Chronik | Österreich
29.09.2018

Tatortermittler Zoglmann: 2000 Leichen säumen seinen Weg

Erich Zoglmann revolutionierte als Chef der ersten Tatortgruppe Österreichs die Spurensicherung.

Es wäre Dienstagabend am Landesgericht Wiener Neustadt nicht zur Verurteilung des Mörders einer 70-jährigen Neunkirchnerin gekommen, wenn Tatortermittler an der Leiche des Opfers nicht die DNA-Spuren ihres Nachbarn sichergestellt hätten. Heutzutage sind Fingerabdrücke, Fußspuren, DNA-Profile, Ballistik oder Reifenspuranalysen aus der Kriminalarbeit nicht mehr wegzudenken. Ein Name der untrennbar mit der Spurensicherung in Österreich verbunden ist, ist Erich Zoglmann. Als vor genau 55 Jahren im Jahr 1963 die erste Tatortgruppe der österreichischen Gendarmerie in Niederösterreich ihren Dienst aufgenommen hat, war Zoglmann ihr Chef. Kein anderer hat die Tatortarbeit der Polizei so geprägt, wie der Vollblut-Kieberer, der in wenigen Tagen im Bezirk Baden seinen 90. Geburtstag feiert.

Gelächter der Medien

Trotz seines fortgeschrittenen Alters immer noch mit einem brillanten Gedächtnis ausgestattet, kann sich Zoglmann genau an die Anfänge des Erkennungsdienstes erinnern. Es war ein Beinahe-Desaster bei einem Mordprozess 1963, dass den Auslöser lieferte.
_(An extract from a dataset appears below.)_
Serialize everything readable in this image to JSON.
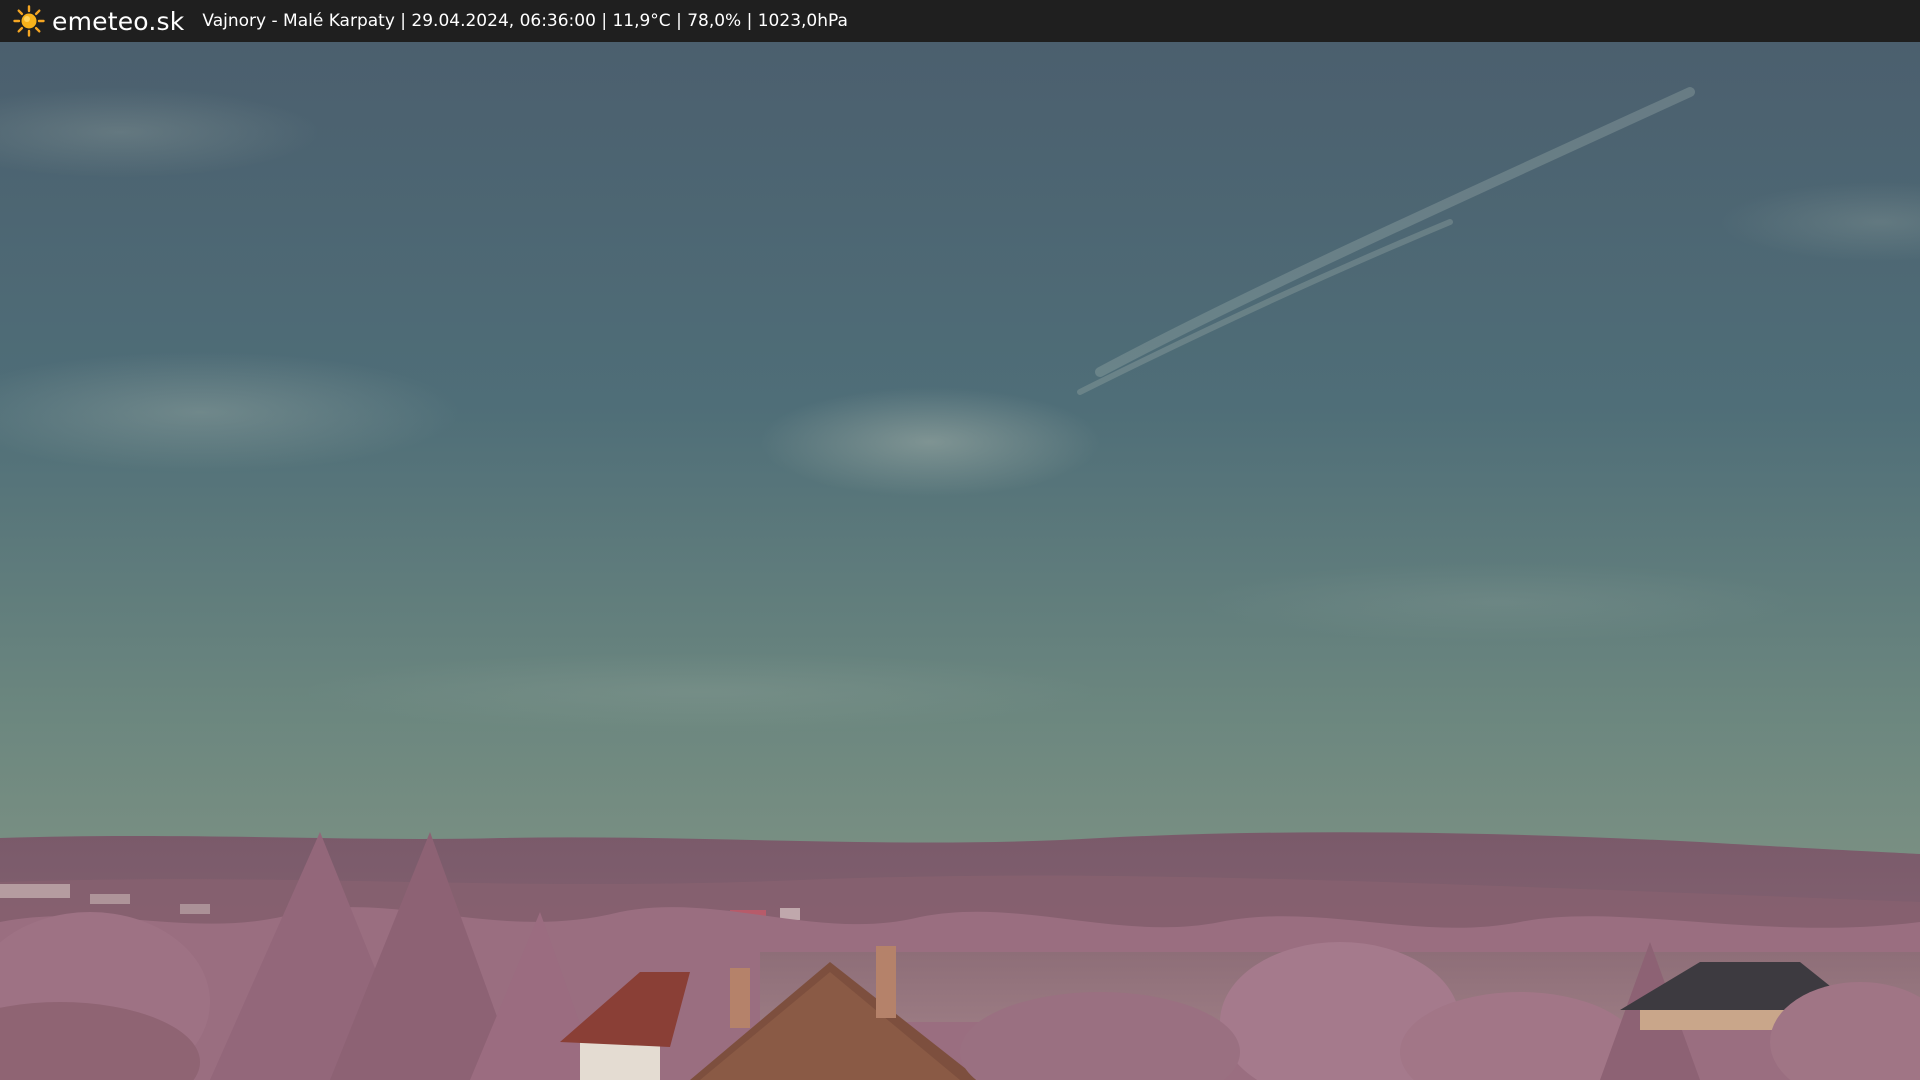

Kriminalisten hatten an einem Tatort bei Mistelbach eine Reifenspur neben der ermordeten Lehrerin Grete Kraus nicht gesichert. Das Opfer war vergewaltigt und in einer Scheune abgelegt worden, die der Täter später in Brand steckte. „Die Verhandlung war ein Albtraum. Die Medien haben uns ausgelacht und der Täter wäre fast frei gegangen. Im zweiten Rechtsgang bekam er später lebenslang“, erzählt Zoglmann.

Die Schmach veranlasste die Gendarmeriegeneräle, die Mordkommission mit einer ständigen, speziell ausgebildeten Tatortgruppe zu verstärken. Zoglmann konnte als erster Chef seine Erfahrung aus der damaligen Erhebungsabteilung der Gendarmerie und prominenter Mordfälle miteinfließen lassen. Er war das jüngste Mitglied einer Sonderkommission, die den St. Pöltner Massenmörder Max Gufler überführte. Der Killer hatte mehrere Frauen vergiftet und bei zwei Raubüberfällen seine Opfer beinahe getötet. Gufler gestand nach tagelangen Verhören. „Mit der heutigen Arbeit ist das freilich alles nicht mehr zu vergleichen. Jetzt haben die Beamten ganz andere technische Möglichkeiten, um Tätern das Handwerk zu legen“, so Zoglmann. Früher habe man in erster Linie mit Geständnissen gearbeitet und diese nur noch mit Indizien untermauert. Heute ist es eher umgekehrt, die Sachbeweise stehen im Vordergrund.

Zoglmanns jahrzehntelange Arbeit hat die Tatortarbeit jedenfalls revolutioniert und bis heute in den Polizeistuben der Spurensicherer Bestand. „Das wichtigste hab ich mir von den guten alten Untersuchungsrichtern und den Gerichtsmedizinern abgeschaut“. Der Chefinspektor und sein Team haben bestimmte Abläufe an jedem Tatort standardisiert. In Protokoll-Mappen wird von der Temperatur angefangen jeder noch so kleine Hinweis protokolliert, beschrieben und für das Gericht auch mit Fotoaufnahmen dokumentiert. „Diese Formulare haben als Grundlage bis heute noch Bestand“, erklärt der aktuelle Leiter der nö. Tatortgruppe, Chefinspektor Wolfgang Ostermann.

500 Mordklärungen

Ob erstochen, erschossen, verbrannt oder stranguliert – in seiner beruflichen Laufbahn säumten an die 2000 Leichen Zoglmanns Weg. Zusammen mit Kollegen war er an knapp 500 Mordklärungen beteiligt.